Having been asked twice now to write a rant for Photofile, I guess I should be honoured to be regarded as a deliverer of rants. Well, better to be a ranter than a numbed curator or drained editor who writes bland over-arching descriptions of grouped artists in a failed attempt to conjure forth a pseudo-zeitgeist logic to explain a curatorial/editorial impulse.

A hysterical example from the 2008 Biennale of Sydney free guide: “Sam Durant’s work takes a critical view of social, political and cultural issues, and explores the varying relationships between popular culture and fine art.” Really? I read this sentence – enlarged as break-out text in the layout – laughing and vomiting simultaneously. The claims made, the terms employed, the binaries upheld, the notions conflated – it all reeks of a pathetic belief in art as having currency, relevance, purpose.

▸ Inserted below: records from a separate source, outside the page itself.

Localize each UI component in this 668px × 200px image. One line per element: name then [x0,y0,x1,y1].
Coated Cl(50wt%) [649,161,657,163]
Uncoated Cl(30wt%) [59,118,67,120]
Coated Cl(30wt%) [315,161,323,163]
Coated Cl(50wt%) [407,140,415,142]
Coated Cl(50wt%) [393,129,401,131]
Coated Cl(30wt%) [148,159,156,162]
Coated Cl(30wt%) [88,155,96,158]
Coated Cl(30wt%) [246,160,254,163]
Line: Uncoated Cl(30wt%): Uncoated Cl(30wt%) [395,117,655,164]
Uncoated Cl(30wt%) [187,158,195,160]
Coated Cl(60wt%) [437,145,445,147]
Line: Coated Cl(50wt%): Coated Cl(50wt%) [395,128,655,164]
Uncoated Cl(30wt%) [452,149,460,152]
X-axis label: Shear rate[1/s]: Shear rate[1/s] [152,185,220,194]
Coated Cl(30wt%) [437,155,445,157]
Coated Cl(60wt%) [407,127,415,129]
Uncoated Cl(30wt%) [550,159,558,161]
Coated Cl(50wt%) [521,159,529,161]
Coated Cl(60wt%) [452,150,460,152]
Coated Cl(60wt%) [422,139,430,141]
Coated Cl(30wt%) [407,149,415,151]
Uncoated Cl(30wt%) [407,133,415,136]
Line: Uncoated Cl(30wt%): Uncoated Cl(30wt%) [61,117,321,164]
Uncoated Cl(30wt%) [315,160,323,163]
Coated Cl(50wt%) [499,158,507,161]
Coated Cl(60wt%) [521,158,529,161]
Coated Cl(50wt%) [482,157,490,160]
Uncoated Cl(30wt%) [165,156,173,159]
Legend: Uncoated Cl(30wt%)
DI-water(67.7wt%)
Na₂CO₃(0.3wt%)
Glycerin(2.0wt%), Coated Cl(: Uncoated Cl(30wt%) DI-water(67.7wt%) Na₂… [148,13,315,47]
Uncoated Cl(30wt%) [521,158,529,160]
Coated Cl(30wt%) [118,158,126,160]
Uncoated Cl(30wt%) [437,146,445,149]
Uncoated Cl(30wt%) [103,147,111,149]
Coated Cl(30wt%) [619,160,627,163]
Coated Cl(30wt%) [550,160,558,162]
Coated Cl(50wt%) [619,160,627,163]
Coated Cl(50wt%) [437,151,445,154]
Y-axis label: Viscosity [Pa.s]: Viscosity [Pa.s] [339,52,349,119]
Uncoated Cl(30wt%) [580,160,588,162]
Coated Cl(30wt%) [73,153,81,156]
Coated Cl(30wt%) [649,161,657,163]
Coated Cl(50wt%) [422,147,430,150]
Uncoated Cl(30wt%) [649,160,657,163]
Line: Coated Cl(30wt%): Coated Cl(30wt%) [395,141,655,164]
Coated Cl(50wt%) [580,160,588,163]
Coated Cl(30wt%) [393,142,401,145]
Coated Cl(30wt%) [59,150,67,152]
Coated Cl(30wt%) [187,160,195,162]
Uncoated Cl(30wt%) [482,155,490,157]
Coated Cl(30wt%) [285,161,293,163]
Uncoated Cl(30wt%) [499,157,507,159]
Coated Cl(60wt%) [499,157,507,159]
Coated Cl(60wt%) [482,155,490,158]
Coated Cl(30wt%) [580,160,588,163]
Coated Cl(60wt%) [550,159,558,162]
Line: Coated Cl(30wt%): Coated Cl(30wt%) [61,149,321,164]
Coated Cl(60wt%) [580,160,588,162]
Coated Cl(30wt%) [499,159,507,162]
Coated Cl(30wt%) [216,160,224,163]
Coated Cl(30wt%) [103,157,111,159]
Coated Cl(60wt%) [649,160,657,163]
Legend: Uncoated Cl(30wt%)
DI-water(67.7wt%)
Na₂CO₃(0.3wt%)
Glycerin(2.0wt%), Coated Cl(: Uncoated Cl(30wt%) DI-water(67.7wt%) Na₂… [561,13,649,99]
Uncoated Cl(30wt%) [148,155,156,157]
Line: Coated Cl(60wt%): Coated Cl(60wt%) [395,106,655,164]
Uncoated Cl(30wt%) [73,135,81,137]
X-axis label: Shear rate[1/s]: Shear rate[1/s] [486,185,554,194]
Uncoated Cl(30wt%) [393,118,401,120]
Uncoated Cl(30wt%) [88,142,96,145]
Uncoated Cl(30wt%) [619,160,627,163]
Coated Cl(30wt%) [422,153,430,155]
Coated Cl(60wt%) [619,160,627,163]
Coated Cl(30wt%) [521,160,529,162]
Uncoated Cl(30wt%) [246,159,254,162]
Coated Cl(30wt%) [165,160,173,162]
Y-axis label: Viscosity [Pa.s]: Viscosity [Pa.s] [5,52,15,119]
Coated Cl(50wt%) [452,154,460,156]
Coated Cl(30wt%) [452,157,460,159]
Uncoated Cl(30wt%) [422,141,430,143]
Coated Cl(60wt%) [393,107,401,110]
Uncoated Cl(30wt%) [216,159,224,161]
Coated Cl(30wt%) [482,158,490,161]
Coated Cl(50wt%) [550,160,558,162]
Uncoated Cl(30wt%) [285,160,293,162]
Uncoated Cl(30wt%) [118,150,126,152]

Durant’s work for the Biennale – like so much contemporary art which peaked with Mark Wallinger’s Turner Prize-winning State Britain – echoes, quotes and paraphrases the stance of the ranter. As historian Richard Cullen Rath uncovers in his fascinating book How Early America Sounded, ranters were complexly imbedded within the oral/vocal nature of the New World wherein voice and the act of declaration took precedence over all other communication, which did not manage precedence until print dissemination codified societal exchange. The original ranters were not simply ‘expressers of free speech’ but acoustic semes within a non-Eurocentric ethos which was rebuilding its societal interconnections from the most meagre (and Puritanical) of means.